Phages not only have the potential to help with the problem of antibiotic excessive use but can also be part of the urgently needed solution to fight the problem of antibiotic-resistant super bugs. However, a note of caution is called for. The overuse and misuse of antibiotics is pointed as one of the culprits of the existing threat of bacterial resistance. If the same mistakes are repeated, super bugs that are not only resistant to antibiotics but also to phages will be selected. And then what?
• What changed: ANVISA. Phage-based medical treatments are yet to be approved by the regulatory agencies, FDA, EMA, or ANVISA, but clinical trials and compassionate use programs indicate that they are safe.• Executive impact: Implication for executives: reassess life sciences & IP posture, especially decision ownership and evidence standards across Brazil operations. .• Where to go deep: portfolio/prosecution strategy and FTO reviews. Context: Patents deposited at INPI (the BRPTO).• Decisions to make: internal standard + proof/evidence model.• Next steps: run a focused gap assessment; update playbooks/policies; and circulate a 1‑page executive memo (options, tradeoffs, timeline, residual risk, owner).

This section gives quick answers to the most common questions about this insight. What changed, why it matters, and the practical next steps. If your situation needs tailored advice, contact the RNA Law team.

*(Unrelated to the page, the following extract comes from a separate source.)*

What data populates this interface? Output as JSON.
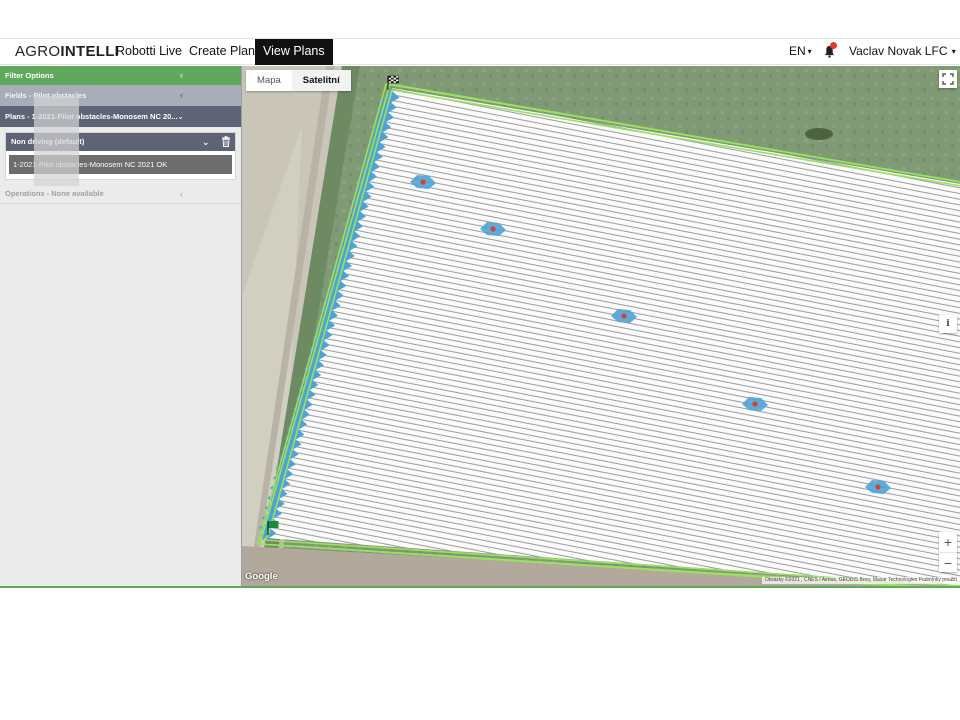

Q: What changed, and why is it not “business as usual”?A: ANVISA reframes expectations in life sciences & IP. Phage-based medical treatments are yet to be approved by the regulatory agencies, FDA, EMA, or ANVISA, but clinical trials and compassionate use programs indicate that they are safe. Q: Which parts of the business will feel this first?A: Typically: the operational teams executing the rule (approvals/filings, product/service design, contracting) and the lines that must prove compliance under scrutiny. The last two have patents granted by the INPI (the BRPTO, Instituto Nacional de Propriedade Industrial) ( Table 1 ). Q: What is the main enforcement / dispute risk executives should manage?A: Misalignment between policy and execution plus weak documentation are the usual failure modes. Patents deposited at INPI (the BRPTO). Set ownership, define evidence standards, and ensure consistency across subsidiaries. Q: What should we do in the next 30–90 days?A: Commission a targeted gap assessment; prioritize high-impact processes; update playbooks and controls; and issue an executive memo with options, costs, timing, and residual risk. Align Legal, Compliance, Operations, and business owners on one plan. Q: How does this affect multinational governance and cross-border consistency?A: Use the update to harmonize group minimum standards with local add-ons (Brazil-specific). Define escalation thresholds and avoid country-by-country divergence that creates inconsistent risk postures and undermines defenses.